I’m walking to school with my roommate, Anna, on this clear Tuesday morning, the first day of second semester. “I mean, I’m always a little lost on Mondays, like I’ve forgotten how to teach. And this… this is way worse.”
This is a different “first day back” than any I’ve known before. In the past, this day has happened a week earlier, and I’ve picked up roughly where we left off before Christmas. Continue with those research projects, finish Othello, cope with half a dozen new students and brace ourselves for the end of the semester, only three weeks later.
Between finals and a 3-week Christmas Break, it’s been almost a month since we held any regular classes at BFA. Many of us have spent the last several days juggling the demands of jet lag and lesson planning, as we clean and copy and conference on the coming semester. We look forward to it, the teaching, but there are comparisons to riding bikes, references to rust and cobwebs to be swept away.
It reminds me of education classes, three years of preparation for this vocation. I spent days on projects, plans, techniques and theories, and nights lying awake, wondering if I really wanted this, after all. I became wary of teaching, considering it from the outside, pressing my nose to the glass and shivering at the ghosts I imagined inside. By the end of my Junior year, I felt called to complete my teaching program, but not necessarily confident that I’d ever teach again. Had the program ended with more theory, I might not have. But it ended, as the best vocational training does, with an apprenticeship, Student Teaching, the test of all teacher tests. I spent another week of planning, this time on the job, and felt the stress mount even higher. What was I doing here?

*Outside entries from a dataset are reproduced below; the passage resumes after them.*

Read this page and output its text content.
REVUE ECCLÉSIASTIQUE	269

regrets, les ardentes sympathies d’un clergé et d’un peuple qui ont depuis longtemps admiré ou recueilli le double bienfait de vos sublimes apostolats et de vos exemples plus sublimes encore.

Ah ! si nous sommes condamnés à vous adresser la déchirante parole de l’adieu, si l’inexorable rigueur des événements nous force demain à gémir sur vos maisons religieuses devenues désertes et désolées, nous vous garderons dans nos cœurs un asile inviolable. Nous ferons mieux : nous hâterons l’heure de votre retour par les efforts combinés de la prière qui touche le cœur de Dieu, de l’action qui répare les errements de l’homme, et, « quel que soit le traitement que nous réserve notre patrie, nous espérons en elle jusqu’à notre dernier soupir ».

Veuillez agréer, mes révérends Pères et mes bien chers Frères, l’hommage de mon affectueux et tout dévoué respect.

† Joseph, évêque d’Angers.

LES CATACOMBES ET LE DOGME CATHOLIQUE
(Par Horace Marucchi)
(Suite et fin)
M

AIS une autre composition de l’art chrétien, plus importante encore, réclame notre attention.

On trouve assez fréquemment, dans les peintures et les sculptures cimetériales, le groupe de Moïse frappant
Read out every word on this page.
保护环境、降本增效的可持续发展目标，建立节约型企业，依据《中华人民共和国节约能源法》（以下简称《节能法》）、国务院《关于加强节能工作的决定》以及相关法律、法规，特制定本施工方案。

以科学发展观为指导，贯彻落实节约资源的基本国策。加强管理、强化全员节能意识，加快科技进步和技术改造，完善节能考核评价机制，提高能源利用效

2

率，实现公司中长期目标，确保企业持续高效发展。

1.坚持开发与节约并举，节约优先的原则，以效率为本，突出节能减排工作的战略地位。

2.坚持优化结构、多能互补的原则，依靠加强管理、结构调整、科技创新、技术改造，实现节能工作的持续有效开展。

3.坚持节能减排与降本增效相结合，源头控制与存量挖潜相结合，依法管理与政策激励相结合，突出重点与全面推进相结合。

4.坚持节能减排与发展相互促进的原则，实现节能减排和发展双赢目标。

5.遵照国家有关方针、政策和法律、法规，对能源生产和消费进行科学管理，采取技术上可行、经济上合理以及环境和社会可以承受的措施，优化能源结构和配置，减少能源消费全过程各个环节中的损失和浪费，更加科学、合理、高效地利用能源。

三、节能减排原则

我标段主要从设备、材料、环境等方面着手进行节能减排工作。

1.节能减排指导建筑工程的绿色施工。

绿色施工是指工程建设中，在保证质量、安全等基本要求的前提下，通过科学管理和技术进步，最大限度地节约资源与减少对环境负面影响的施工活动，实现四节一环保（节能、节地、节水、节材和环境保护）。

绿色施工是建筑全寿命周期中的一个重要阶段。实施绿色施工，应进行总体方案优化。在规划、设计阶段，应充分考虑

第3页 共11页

And then school started, and all the shadows were gone. In their place were the students, 150 of them, filling the classroom with questions, disasters, jokes, accents, passions and concerns. Everyone I met was one more reason that I loved this. There are kids here, I realized. How had I forgotten this, that it’s the students who make teaching not only worthwhile and important, but interesting and great fun?
My first class isn’t until fourth period. They pour in enthusiastically, finding seats and arguing and laughing, creatures of greetings and new haircuts and fingers cramped from having to write more than usual. We’re sitting in a circle now, since the new semester brings smaller class sections, and after a while they settle into their new seats. Several of my most energetic students from last semester have found their way into this new class, and I can already see them looking for loose ends to pull in this new setup. But it doesn’t matter today. For an instant, the room is quiet, and I look around the circle. The faces are familiar. Expectant, mischievous, creative–I know them now.
“Wow.” I’m surprised out of eloquence today. “It’s good to see you. I missed you. Truly.”
The talk is of home this week, as we come back to Kandern from the homes to which we’d scattered. For me, this has been a month of many homecomings, to Seattle and back here. And now another home, here among the people I’m delighted to know.

love it… it’s a similar feeling to my Sundays, most of which remind why, in spite of everything else, I do what I do. Love you tons… carry the torch!